C) la soviétisation de l’histoire
Le sujet est immense, je m’en tiendrai à un point très simple, bien connu, mais très répandu dans les récits acceptés, nous l’avons vu encore la semaine dernière à l’occasion des célébrations du 8 (ou du 9 !) mai : quelles sont les dates de la Seconde guerre mondiale ? Pour nous Français, c’est (presque) simple, 1939-1945, contre l’Allemagne nazie et l’Axe, aux côtés des Alliés. Beaucoup croient que la Grande guerre patriotique est le nom soviétique et maintenant russe de la même guerre. Tout le monde sait que, par une bizarrerie sans importance les Soviétiques datent la fin des hostilités et la victoire du 9 mai 1945, alors que nous les célébrons le 8 mai. Quelle importance ? C’est très important, le 9 mai va avec une autre date, parfaitement publique dans le discours officiel, les livres d’histoire, les commémorations, c’est celle du début de cette guerre : 1941. Juin 1941, c’est la date de l’attaque allemande, que Staline n’attendait pas si tôt, contre l’URSS. La Grande guerre patriotique n’est pas la Seconde Guerre mondiale. Aux Etats-Unis, la WWII commence en 1939, bien que les USA n’entrent en guerre qu’en décembre 1941. La guerre du Pacifique durera plus longtemps qu’en Europe, jusqu’au 2 septembre, date de la capitulation japonaise, et de l’entrée dans l’ère nucléaire, mais c’est la même guerre. Entre 1939 et 1941, Allemands et Soviétiques sont alliés et envahissent ensemble la Pologne, une moitié chacun, délimitée par un pacte d’amitié et de sécurité des frontières. La partie sud de la Pologne orientale est annexée par l’URSS et devient ukrainienne. Et c’est là que la Seconde guerre mondiale commence pour les Ukrainiens, mais pas contre l’Allemagne, contre l’URSS, alors alliée avec l’Allemagne nazie. La bolchévisation de la Galicie et de la Volhynie par les Soviétiques est en effet d’une violence extrême. La promotion 1939 du Goulag si je puis dire est énorme, les Ukrainiens de l’ouest déportés en 1939 se distinguaient par un sobriquet distinctif, que portent encore les survivants de la Kolyma qui vivent toujours sur place, qui n’ont jamais pu rentrer.

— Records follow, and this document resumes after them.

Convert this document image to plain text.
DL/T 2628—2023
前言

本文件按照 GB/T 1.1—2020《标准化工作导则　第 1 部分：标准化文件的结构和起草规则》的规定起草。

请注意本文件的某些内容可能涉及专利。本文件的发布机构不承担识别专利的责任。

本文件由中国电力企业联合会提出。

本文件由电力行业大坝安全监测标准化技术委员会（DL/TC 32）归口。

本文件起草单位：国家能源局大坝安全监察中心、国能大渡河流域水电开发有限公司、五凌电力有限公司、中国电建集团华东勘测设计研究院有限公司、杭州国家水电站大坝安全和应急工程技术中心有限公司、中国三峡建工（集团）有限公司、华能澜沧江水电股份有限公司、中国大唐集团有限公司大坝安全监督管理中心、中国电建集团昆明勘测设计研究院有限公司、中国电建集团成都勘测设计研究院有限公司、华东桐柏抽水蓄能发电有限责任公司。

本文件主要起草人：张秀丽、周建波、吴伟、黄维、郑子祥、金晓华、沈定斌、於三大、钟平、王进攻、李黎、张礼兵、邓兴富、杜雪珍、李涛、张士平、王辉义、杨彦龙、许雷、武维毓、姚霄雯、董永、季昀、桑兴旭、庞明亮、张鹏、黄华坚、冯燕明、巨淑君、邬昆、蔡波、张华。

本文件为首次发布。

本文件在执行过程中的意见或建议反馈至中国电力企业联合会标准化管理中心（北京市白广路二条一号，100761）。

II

Où placer cette guerre dans le grand récit du conflit mondial ? Les partisans ukrainiens se battent contre les Soviétiques, mais ceux-ci sont alors les Alliés des nazis. En 1941, quand l’Allemagne nazie envahit l’URSS et donc l’Ukraine, les nationalistes ukrainiens essaieront de jouer la carte allemande contre l’URSS (et contre leur adversaire précédent, la Pologne), mais l’Allemagne refuse tout compromis. Parce que l’Ukraine est le cœur son Lebensraum, il n’est pas question de la reconnaître comme un allié, ni d’ailleurs comme un sujet quel qu’il soit, ami ou ennemi, à la différence de la Hongrie, de la Roumanie et de la Slovaquie. Je laisse de côté, parce que j’essaie de ne parler que de ce que je connais, les péripéties compliquées de cette période de destruction physique et morale sous le coup d’occupations successives, où les dirigeants nationalistes ne font pas toujours preuve du jugement politique le plus avisé, et où l’Ukraine est occupée deux fois en moins de deux ans. Qui a fait quelle guerre ? Le point que je veux soulever est qu’il est contraire à la vérité, à toute interprétation plausible des événements, de faire disparaître l’Ukraine et les Ukrainiens de cette guerre de 1939-1945, ou de ne les y faire figurer que comme collaborateurs ou enrôlés dans la division SS Galizien. Or au moins 6 millions de personnes ont été tuées pendant la guerre en Ukraine, dont 1,5 millions de Juifs. Les Ukrainiens qui tombèrent en combattants les Allemands sont beaucoup plus nombreux que ceux qui collaborèrent avec eux, et ces derniers n’étaient pas plus nombreux proportionnellement que les collaborateurs dans les autres pays occupés par l’Allemagne, y compris la Russie, comme le rappelle Tim Snyder. Mais pour nationaliser (russifier) l’Armée rouge, ses héros et ses victimes, il fallait faire disparaître ou nazifier les Ukrainiens. Cette entreprise qui commence pendant la guerre a continué depuis et s’est même intensifier dans les années Brejnev, quand la Grande Guerre patriotique (GGP) est devenue encore plus importante car il ne restait rien d’autre pour entretenir la gloire du régime. Il fallait donc escamoter le fait que les Ukrainiens furent en fait les principaux acteurs de la guerre sur le front de l’est et les Juifs les principales victimes, en faire des « Soviétiques » anonymes.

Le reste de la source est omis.